La température réelle au sol enfin cartographiée

La plupart des cartes de températures disponibles à l’échelle globale donnent la température de l’air telle que mesurée par les stations météorologiques, c’est-à-dire sous abris et à une hauteur standard comprise entre 1,25 et 2 m au-dessus du sol, suivant les normes de L’Organisation Météorologique Mondiale (OMM).  Pour rendre compte des conditions réelles de températures telles qu’elles sont ressenties par les organismes vivant responsables de l’activité biologique dans le sol et à proximité de l’interface air-sol, une équipe internationale de recherche a, pour la première fois, cartographié de manière globale les températures qui règnent dans les quinze premiers centimètres du sol.

Les données de mesures de températures du sol se sont multipliées au cours de ces dernières années grâce, notamment, à la commercialisation de mini-capteurs à bas prix permettant de suivre et d’enregistrer, de manière autonome et suffisamment précise, les variations de températures telles que ressenties localement. La multiplication de ces enregistrements en différents endroits du monde a entraîné la création très récente d’une base d’envergure mondiale, nommée SoilTemp, qui recense l’ensemble de ces données de températures. Cette base cofondée par Jonas Lembrechts et Ivan Nijs, de l’Université d’Anvers en Belgique, et Jonathan Lenoir, chercheur au CNRS, a servi de socle à la cartographie globale des températures du sol. A l’aide d’un algorithme d’apprentissage automatique nourri des données issues de plus de 8500 mini-capteurs disséminés à travers le monde, l’équipe de recherche a mis au point plusieurs modèles prédictifs basés, en partie, sur les propriétés physico-chimique des sols et sur les conditions climatiques à long terme (1979-2013) qui sont déjà disponible à 1 km de résolution à l’échelle globale. Ces modèles ont permis de spatialiser, pour chaque unité spatiale de 1 km2, les conditions de températures (moyenne annuelle, maximum du mois le plus chaud, minimum du mois le plus froid, amplitude thermique annuelle, etc.) entre 0 et 5 cm ainsi qu’entre 5 et 15 cm de profondeur pour une majorité de biomes terrestres.

« C’est la première fois que l’on dispose d’une telle carte sur les conditions de températures dans le sol à une aussi grande étendue spatiale », affirme Jonathan Lenoir, à l’initiative de cette étude. « C’est une véritable avancée scientifique et technique qui permettra sans nul doute d’améliorer nos connaissances des processus biologiques à l’interface air-sol », ajoute-t-il.

Les résultats de cette cartographie globale montre que la température moyenne annuelle des cinq premiers centimètres de sol est en moyenne 3.6°C (±2.3°C) plus chaude que celle de l’air sous un abri météo dans les biomes les plus froids et/ou les plus secs du globe, comme la toundra, la taïga ou les déserts subtropicaux.
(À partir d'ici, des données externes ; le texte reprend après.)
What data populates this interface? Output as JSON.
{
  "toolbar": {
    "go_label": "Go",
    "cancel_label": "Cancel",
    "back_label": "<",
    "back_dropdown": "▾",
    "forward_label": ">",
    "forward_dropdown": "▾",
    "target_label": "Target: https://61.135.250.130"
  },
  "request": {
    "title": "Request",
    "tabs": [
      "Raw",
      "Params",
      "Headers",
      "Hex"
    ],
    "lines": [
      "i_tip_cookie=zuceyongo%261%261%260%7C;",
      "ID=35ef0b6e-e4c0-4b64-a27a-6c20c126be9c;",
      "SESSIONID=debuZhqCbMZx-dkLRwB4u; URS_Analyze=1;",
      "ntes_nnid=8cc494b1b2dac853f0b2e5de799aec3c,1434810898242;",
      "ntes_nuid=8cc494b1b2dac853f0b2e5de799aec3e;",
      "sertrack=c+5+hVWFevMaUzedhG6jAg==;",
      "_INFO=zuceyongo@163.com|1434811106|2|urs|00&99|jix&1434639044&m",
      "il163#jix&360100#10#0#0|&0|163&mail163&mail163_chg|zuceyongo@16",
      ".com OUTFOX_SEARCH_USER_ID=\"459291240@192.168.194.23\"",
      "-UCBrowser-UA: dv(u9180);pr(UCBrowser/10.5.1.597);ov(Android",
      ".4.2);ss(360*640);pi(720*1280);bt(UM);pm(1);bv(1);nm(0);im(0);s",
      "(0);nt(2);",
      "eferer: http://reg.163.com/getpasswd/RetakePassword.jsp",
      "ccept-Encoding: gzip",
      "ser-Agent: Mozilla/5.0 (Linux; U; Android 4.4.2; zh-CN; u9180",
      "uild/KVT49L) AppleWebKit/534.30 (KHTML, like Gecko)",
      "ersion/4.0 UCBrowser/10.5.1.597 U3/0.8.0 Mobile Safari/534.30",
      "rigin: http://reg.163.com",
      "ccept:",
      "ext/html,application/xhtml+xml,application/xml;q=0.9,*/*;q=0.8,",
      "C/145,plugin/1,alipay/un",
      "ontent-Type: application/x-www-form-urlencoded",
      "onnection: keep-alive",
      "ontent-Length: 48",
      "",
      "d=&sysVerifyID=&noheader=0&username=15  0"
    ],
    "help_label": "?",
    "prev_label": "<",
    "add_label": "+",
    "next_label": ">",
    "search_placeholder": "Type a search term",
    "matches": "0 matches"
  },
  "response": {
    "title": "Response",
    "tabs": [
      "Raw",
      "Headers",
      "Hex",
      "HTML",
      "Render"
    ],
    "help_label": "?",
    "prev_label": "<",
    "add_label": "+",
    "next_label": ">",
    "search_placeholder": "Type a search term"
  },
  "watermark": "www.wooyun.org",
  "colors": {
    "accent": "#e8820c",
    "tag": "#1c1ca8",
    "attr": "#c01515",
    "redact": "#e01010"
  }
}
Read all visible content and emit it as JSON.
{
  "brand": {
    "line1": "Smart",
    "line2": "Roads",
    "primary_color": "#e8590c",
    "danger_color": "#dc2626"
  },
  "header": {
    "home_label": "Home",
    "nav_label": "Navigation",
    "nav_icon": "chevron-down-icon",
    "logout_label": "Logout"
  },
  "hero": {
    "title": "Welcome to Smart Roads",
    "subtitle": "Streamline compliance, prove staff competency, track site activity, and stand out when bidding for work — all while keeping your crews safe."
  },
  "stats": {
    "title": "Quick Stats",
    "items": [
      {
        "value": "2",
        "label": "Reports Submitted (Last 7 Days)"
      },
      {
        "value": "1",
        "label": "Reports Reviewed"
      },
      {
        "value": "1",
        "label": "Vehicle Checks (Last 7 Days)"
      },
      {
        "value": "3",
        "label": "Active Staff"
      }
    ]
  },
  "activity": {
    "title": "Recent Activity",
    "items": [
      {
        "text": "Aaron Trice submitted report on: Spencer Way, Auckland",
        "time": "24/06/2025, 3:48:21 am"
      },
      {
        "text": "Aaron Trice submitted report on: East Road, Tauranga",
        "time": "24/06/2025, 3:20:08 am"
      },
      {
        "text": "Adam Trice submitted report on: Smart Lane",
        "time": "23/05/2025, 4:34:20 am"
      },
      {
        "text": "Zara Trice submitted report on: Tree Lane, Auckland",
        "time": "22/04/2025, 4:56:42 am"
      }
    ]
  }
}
Dans les biomes plus chauds et humides, comme dans les savanes tropicales ou dans les forêts tropicales humides, la température moyenne annuelle du sol est plus fraîche de 0.7°C (±2.7°C), en moyenne, que celle de l’air sous abri météo. La distribution géographique de ces écarts observés entre température moyenne annuelle de l’air et du sol suggère que l’amplitude de l’augmentation des températures du sol sous l’effet du réchauffement climatique global ne sera pas la même que celle observée pour la température de l’air. Ainsi, une augmentation des températures moyennes annuelles de l’air de l’ordre de 1°C entraînera une augmentation moindre ou plus grande des températures moyennes annuelles dans le sol suivant l’endroit dans lequel on se trouve. Il est difficile de se prononcer sur les tendances futures car nous manquons de données à long terme pour l’évolution des températures du sol. Néanmoins, ces écarts observés ne sont pas sans conséquences sur la distribution spatiale des organismes vivant dans le sol et à proximité de l’interface air-sol.

Carte globale des températures moyennes annuelles dans la première couche superficielle de sol (0-5 cm) telles que ressenties par les organismes vivants responsables de l’activité biologique des sols (Source : Julia Kemppinen, Johan van den Hoogen & Jonas Lembrechts). Les zones en noir sur la carte correspondent aux zones géographiques pour lesquelles il existe un trop grand risque d’extrapolation des prédictions issues de nos modèles.